3A.06 Problem based

In the 1970s, some medical schools such as McMaster University in Hamilton, Canada, and Maastricht University in the Netherlands, developed a problem-based curriculum with small-group tutoring and skills training. Communication skills training (CST), including small-group sessions with videoed demonstrations, role play exercises, feedback, and reflection, acquired a fixed place in these curricula [63,64]. However, CST programs have traditionally concentrated on the first, diagnostic half of the consultation. Patient-education issues were less often addressed [65-70]. Several factors promoted this attention to the diagnostic part. First, the curricula still suffered from the historically developed imbalance, reflected in clinical practice, between the teaching of "diagnosis" and "problem management" [71]. Second, medical education adopted much of the

social sciences curricula, which already contained social skills programs, based on the ideas of Carl Rogers [72] and Allen Ivey [73], with much attention paid to listening skills and, to a lesser extent, to the skills of conversational control.

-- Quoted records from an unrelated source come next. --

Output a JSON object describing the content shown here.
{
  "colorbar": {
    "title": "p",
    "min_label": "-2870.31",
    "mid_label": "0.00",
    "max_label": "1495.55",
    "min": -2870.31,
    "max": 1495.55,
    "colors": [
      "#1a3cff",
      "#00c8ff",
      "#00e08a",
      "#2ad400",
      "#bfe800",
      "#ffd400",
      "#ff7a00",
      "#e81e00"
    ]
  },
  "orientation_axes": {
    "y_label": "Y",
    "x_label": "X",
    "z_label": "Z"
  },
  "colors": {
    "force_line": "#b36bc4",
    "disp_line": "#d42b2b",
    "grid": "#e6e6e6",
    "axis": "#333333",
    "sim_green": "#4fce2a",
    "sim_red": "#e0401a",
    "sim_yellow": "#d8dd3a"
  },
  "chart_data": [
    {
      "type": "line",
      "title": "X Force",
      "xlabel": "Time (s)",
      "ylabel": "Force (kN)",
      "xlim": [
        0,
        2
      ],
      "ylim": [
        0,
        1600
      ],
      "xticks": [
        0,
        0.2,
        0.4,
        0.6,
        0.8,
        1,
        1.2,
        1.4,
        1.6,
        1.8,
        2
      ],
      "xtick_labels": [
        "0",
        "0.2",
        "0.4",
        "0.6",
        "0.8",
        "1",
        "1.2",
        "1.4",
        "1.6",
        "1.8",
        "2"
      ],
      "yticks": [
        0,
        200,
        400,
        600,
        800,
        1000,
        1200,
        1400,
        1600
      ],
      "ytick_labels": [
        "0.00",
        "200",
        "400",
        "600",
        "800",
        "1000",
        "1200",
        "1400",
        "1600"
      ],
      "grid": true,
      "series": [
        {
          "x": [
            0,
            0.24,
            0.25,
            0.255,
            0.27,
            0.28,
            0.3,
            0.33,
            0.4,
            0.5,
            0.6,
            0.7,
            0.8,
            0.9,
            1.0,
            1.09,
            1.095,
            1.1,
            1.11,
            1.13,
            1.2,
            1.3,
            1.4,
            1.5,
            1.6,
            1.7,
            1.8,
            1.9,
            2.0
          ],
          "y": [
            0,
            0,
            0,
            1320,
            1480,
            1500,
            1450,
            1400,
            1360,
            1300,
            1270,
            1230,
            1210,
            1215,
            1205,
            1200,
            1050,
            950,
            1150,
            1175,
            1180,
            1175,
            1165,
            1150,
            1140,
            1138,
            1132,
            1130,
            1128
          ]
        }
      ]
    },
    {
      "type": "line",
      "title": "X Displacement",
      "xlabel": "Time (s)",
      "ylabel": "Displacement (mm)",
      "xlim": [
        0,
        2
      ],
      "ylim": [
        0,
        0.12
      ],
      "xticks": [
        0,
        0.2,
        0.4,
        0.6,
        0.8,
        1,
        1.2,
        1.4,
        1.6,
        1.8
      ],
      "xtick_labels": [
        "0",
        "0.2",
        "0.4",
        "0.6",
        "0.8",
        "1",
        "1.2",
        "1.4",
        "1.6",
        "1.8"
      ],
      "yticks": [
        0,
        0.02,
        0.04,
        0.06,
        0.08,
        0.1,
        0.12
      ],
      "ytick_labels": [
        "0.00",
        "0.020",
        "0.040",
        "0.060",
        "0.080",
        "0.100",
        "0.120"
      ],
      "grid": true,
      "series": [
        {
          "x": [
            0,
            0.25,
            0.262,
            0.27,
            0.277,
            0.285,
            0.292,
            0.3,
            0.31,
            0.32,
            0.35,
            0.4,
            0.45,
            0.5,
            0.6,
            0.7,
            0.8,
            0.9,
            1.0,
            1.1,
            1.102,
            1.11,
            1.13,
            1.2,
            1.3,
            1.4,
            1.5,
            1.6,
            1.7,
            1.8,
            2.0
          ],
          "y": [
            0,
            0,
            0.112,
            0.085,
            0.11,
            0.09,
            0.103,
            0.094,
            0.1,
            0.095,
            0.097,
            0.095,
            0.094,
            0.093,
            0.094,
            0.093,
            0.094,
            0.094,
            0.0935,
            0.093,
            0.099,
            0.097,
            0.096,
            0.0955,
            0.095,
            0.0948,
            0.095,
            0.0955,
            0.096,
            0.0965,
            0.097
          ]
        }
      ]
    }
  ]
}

Third, the CST programs prepared students for their main task during their internships, which is questioning patients about their complaints and health status. Interns were not supposed to educate patients. Thus, students were not taught patient-education skills with one curious exception: breaking bad news. Although breaking bad news is regarded as

one of the most challenging consultations, many CST programs contained one or two small-group sessions with role-play exercises in breaking bad news, while students still lacked basic patienteducation knowledge and skills [70]. The problem-based curricula and CST programs also required new assessment procedures and instruments. In addition to knowledge assessment, skills assessment was needed. The Objective

Structured Clinical Examination (OSCE) was developed in order to reliably assess clinical skills in standardized conditions [74]. For the teaching and assessment of communication skills, several guidelines and accompanying assessment instruments were developed [75,76]. Nearly all guidelines and assessment instruments were based on the concept of patient-centeredness and used checklists or rating scales featuring required communication behaviors, ordered according to the different phases of a consultation. The instruments differed in their empirical validation. However, these

instruments lacked a theoretical basis that would clarify the shifting consultation goals and the physician's tasks along with matching communication skills, to attain these goals, nor did they predict clinical outcomes [14,42,77]. Although most instruments contained items concerning patient-education issues, such as explaining and shared decision-making, patient-education skills were hardly assessed in undergraduate OSCE's, since communication-skills training and assessment of students focused on history-taking.